Ask your stores for brands to be carried at your store, they help these companies grow and become more accessible to those who have allergies or intolerances. This post is in no way sponsored or paid for, I truly love these products and I give them to my family.
Easy Ice Cream Pie
- 1 box (5.5 oz) Simple Mills Crunchy Cookies, I used Chocolate Chip
- 2 Tablespoons coconut oil, melted
- 2 pints Nada Moo, Cookies and Cream and Dutch Chocolate is what I used
- 1 tub CocoWhip, thawed
- 2 Tablespoons Enjoy Life Mini Chips, optional
- In a food processor, crush the cookies until they are all crumbled. Slowly drizzle in the coconut oil while pulsing until it is combined and lightly sticks together.
- Spray a pie dish with coconut or avocado oil. Dump the crumbles into the dish and press into the bottom and sides to create the crust. Freeze for at least 30 minutes.
- Thaw the ice creams, one at a time, it will help with the layering, mine thawed in about 30 minutes. Once the first ice cream is thawed enough to spread, spread over the crust and place back into the freezer. Thaw the 2nd ice cream, once ready to spread, layer over the first layer of ice cream. Freeze completely.
- Thaw the Cocowhip (about 20 minutes) and spread over the pie, top with chocolate chips if using. Cover with cling wrap and freeze for several hours or overnight.
- To serve, set out for about 10-15 minutes before cutting into. Enjoy!
Pop the cookies into the food processor and pulse or run until a fine crumb. Then pulse while drizzling in the coconut oil to form a loose mixture.

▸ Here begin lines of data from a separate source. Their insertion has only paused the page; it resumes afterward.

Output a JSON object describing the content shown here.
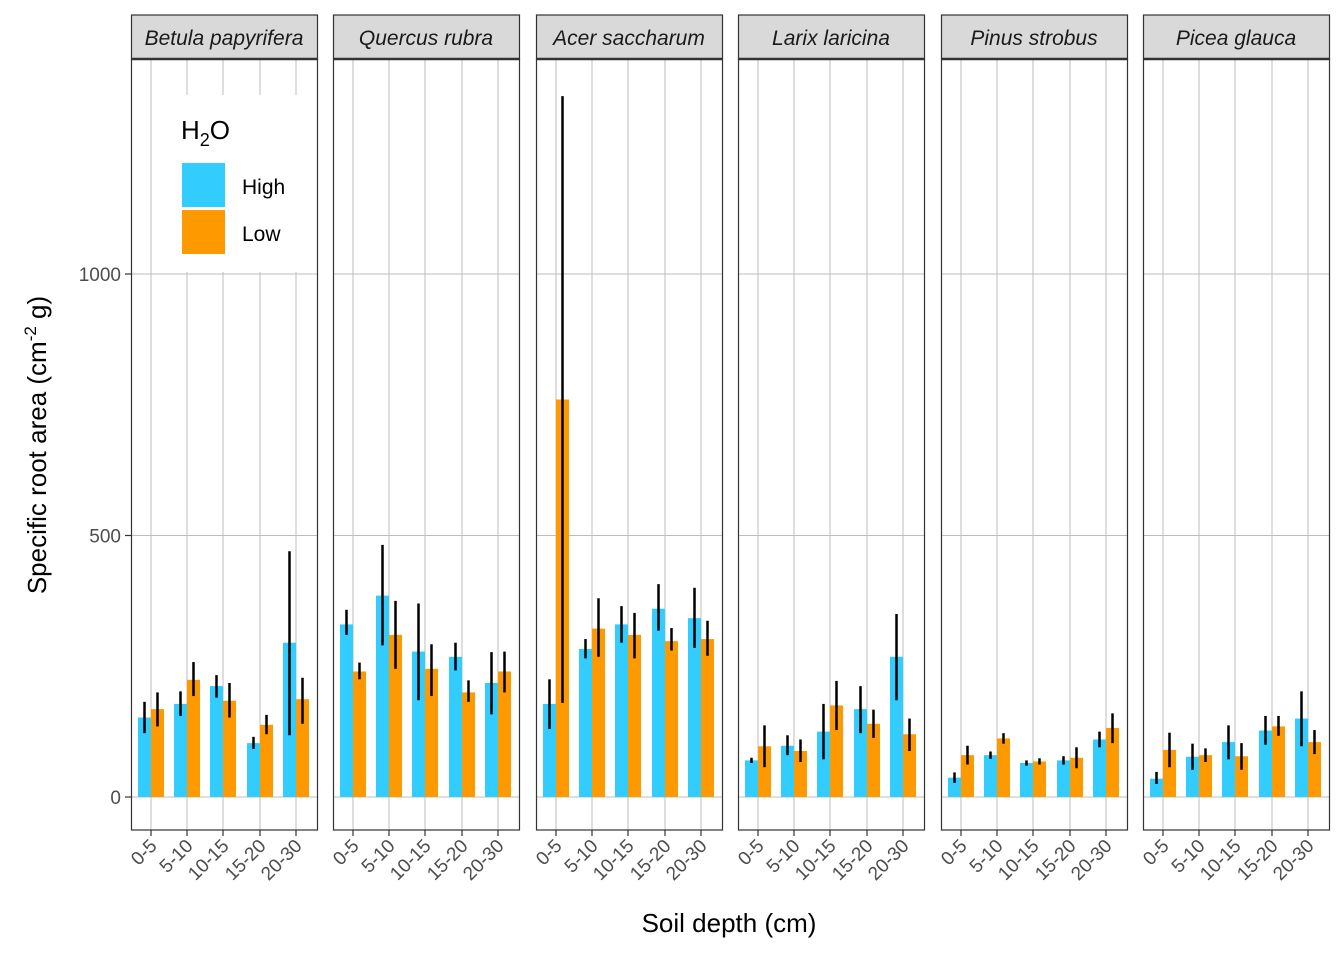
{
  "chart_data": {
    "type": "bar",
    "xlabel": "Soil depth (cm)",
    "ylabel_main": "Specific root area (cm",
    "ylabel_sup": "-2",
    "ylabel_tail": " g)",
    "categories": [
      "0-5",
      "5-10",
      "10-15",
      "15-20",
      "20-30"
    ],
    "ylim": [
      -65,
      1410
    ],
    "yticks": [
      0,
      500,
      1000
    ],
    "grid": true,
    "legend": {
      "title_main": "H",
      "title_sub": "2",
      "title_tail": "O",
      "position": "top-left",
      "items": [
        {
          "label": "High",
          "color": "#33CCFF"
        },
        {
          "label": "Low",
          "color": "#FF9900"
        }
      ]
    },
    "panels": [
      {
        "species": "Betula papyrifera",
        "series": [
          {
            "name": "High",
            "values": [
              152,
              178,
              212,
              103,
              295
            ],
            "lower": [
              122,
              155,
              190,
              92,
              118
            ],
            "upper": [
              182,
              202,
              233,
              115,
              470
            ]
          },
          {
            "name": "Low",
            "values": [
              168,
              224,
              184,
              138,
              187
            ],
            "lower": [
              135,
              193,
              152,
              120,
              140
            ],
            "upper": [
              200,
              258,
              218,
              157,
              228
            ]
          }
        ]
      },
      {
        "species": "Quercus rubra",
        "series": [
          {
            "name": "High",
            "values": [
              330,
              385,
              278,
              268,
              218
            ],
            "lower": [
              310,
              290,
              185,
              242,
              158
            ],
            "upper": [
              358,
              482,
              370,
              295,
              277
            ]
          },
          {
            "name": "Low",
            "values": [
              240,
              310,
              245,
              200,
              240
            ],
            "lower": [
              225,
              245,
              193,
              182,
              200
            ],
            "upper": [
              257,
              375,
              292,
              223,
              278
            ]
          }
        ]
      },
      {
        "species": "Acer saccharum",
        "series": [
          {
            "name": "High",
            "values": [
              178,
              283,
              330,
              360,
              342
            ],
            "lower": [
              130,
              265,
              295,
              318,
              285
            ],
            "upper": [
              225,
              302,
              365,
              407,
              400
            ]
          },
          {
            "name": "Low",
            "values": [
              760,
              322,
              310,
              298,
              302
            ],
            "lower": [
              180,
              268,
              265,
              280,
              270
            ],
            "upper": [
              1340,
              380,
              352,
              323,
              337
            ]
          }
        ]
      },
      {
        "species": "Larix laricina",
        "series": [
          {
            "name": "High",
            "values": [
              70,
              98,
              125,
              168,
              268
            ],
            "lower": [
              65,
              80,
              72,
              122,
              185
            ],
            "upper": [
              75,
              118,
              178,
              212,
              350
            ]
          },
          {
            "name": "Low",
            "values": [
              97,
              88,
              175,
              140,
              120
            ],
            "lower": [
              57,
              67,
              128,
              113,
              88
            ],
            "upper": [
              137,
              110,
              222,
              167,
              150
            ]
          }
        ]
      },
      {
        "species": "Pinus strobus",
        "series": [
          {
            "name": "High",
            "values": [
              37,
              80,
              65,
              70,
              110
            ],
            "lower": [
              27,
              73,
              60,
              62,
              95
            ],
            "upper": [
              47,
              87,
              70,
              78,
              125
            ]
          },
          {
            "name": "Low",
            "values": [
              80,
              112,
              68,
              75,
              132
            ],
            "lower": [
              62,
              102,
              62,
              55,
              103
            ],
            "upper": [
              98,
              122,
              74,
              95,
              160
            ]
          }
        ]
      },
      {
        "species": "Picea glauca",
        "series": [
          {
            "name": "High",
            "values": [
              35,
              77,
              105,
              127,
              150
            ],
            "lower": [
              25,
              52,
              72,
              100,
              97
            ],
            "upper": [
              48,
              102,
              137,
              155,
              202
            ]
          },
          {
            "name": "Low",
            "values": [
              90,
              80,
              78,
              135,
              105
            ],
            "lower": [
              57,
              67,
              52,
              117,
              82
            ],
            "upper": [
              123,
              93,
              103,
              155,
              128
            ]
          }
        ]
      }
    ]
  }
}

Dump into a pie dish that has been sprayed with oil (coconut or avocado) then pat into the bottom and up the sides. Freeze while the ice cream thaws, about 30 minutes or more.
Thaw the first layer of ice cream, spread evenly in the crust. Freeze it then thaw the second ice cream, about 30 minutes. Then spread, freeze 30 minutes while the CocoWhip thaws then spread for the last layer. Sprinkle with mini chips if desired. Freeze for several hours to fully harden or overnight.
Before serving, take out 10-15 minutes before to slightly thaw.